# Any Versacamm SP300 reviews?



## MikeysTshirts (Jul 2, 2010)

Hi guys
I've been looking into getting one of these! 

What are your thoughts?? 

Are they worth it??


----------



## KB Graphics (Feb 26, 2007)

*Re: Versacamm SP300*

Have had ours 5 years now and the machine is bullet proof. from stickers to banners to heat transfers it's like printing money. You won't be dissatisfied.


----------



## JeridHill (Feb 8, 2006)

*Re: Versacamm SP300*

I'm not sure what the difference is between the SP-300 and what we have, the VS-300. I'm thinking this one supports metallic and white ink but I'm not sure if that one does. It looks like all the specs are the same and I'd say it rocks. I think you would be very pleased with it.


----------



## MikeysTshirts (Jul 2, 2010)

*Re: Versacamm SP300*

Thanks guys
Does anyone know the going rate for a second hand machine in British sterling??


----------



## kirkmansigns (Jun 22, 2007)

MikeysTshirts said:


> Hi guys
> I've been looking into getting one of these!
> 
> What are your thoughts??
> ...


I've had my VP-300 since 2008, never any issues until last week.
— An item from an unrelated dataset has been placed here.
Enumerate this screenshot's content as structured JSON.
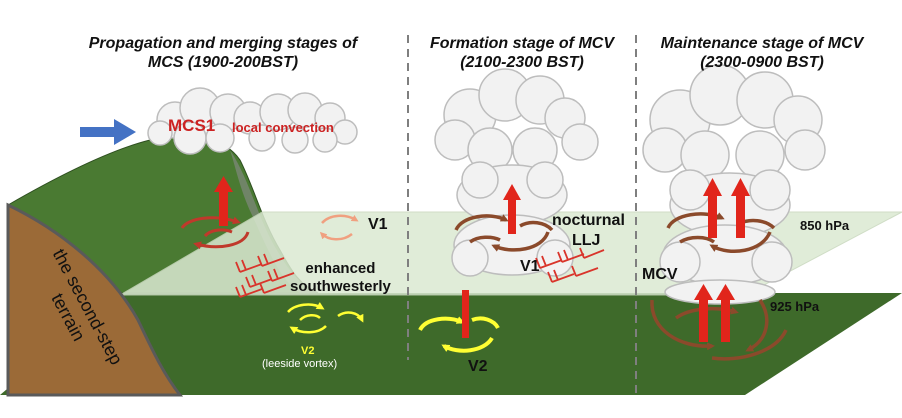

I had the cyan head go bad. Probably just one of those things.... because Roland has a very good reputation. Took it in for service. New head $ 1000. Installation $ 175. I just hope the other three last a while longer.  The tech did tell me that Epson actually make the heads and the ink. Had never heard that before. Roland mainly makes the "printer/cutter". I still believe it's a great piece of equipment. Just keep in mind a possible $ 4000 cost if all heads quit. My machine has 109 hrs on it.... yeah, that's it.


----------



## Mabuzi (Jul 3, 2007)

Best dam machine. Runs and runs and runs. I am a Roland fan.

I would go for the new desktop Roland that prints metallic and cuts too.

Hey Roland when are you going to make DTG machines?


----------



## idonaldson (Sep 29, 2008)

1st things 1st - SP/VP/VS - 300s - SP has 2 heads shared among 4 colors; VP has 4 heads each with a dedicated color; and the VS has a single head shared by 8 colors in one of 3 configurations - dual CMYK - CMYK plus Light Magenta and Light Cyan; and CMYK plus LM, LC, White, and Metallic. The VS is the latest of all 3 series. There are models with in the SP and VP arena. The 300V being the oldest followed by 300 and the latest in that series the 300i. The V series for most of them are USB and have a cabling system for moving the head. The later series have a belt which is more trouble free. The machines in the SP and VP line are like mules - do not take much to keep them going and they tend to be very reliable with some care. The sp and vp series regardless of letters take the same head running about 1Kea, while the newer VS runs about 2.5K. The heads very seldom go at the same time - each being rated for about 6billion shots, but not uncommon to go longer. Not sure what they are worth in sterlings, but used ones do not stay on the market long.


----------



## johnbol1 (Aug 19, 2010)

Worth their weight in gold, we tried bulk inks in the past, worst thing we ever done, stick with originals is now our mantra

John


----------



## idonaldson (Sep 29, 2008)

I can list many good reasons not to use bulk ink versus the one good reason to use it - price. However, the price of replacing or repairing far outweighs the other. With that said, not all bulk inks are created equal but I will not be testing with my money maker to find out which one is the best.


----------



## MikeysTshirts (Jul 2, 2010)

Many thanks for all of your feedback guys! 
I'm in the final stages of the purchase now and I think it will improve my business massively overnight! 
The options are endless and as a business
I feel this is the right move for me! 
Many thanks


----------



## edward1210 (Nov 7, 2009)

I know this is old, so which printer did you buy?


----------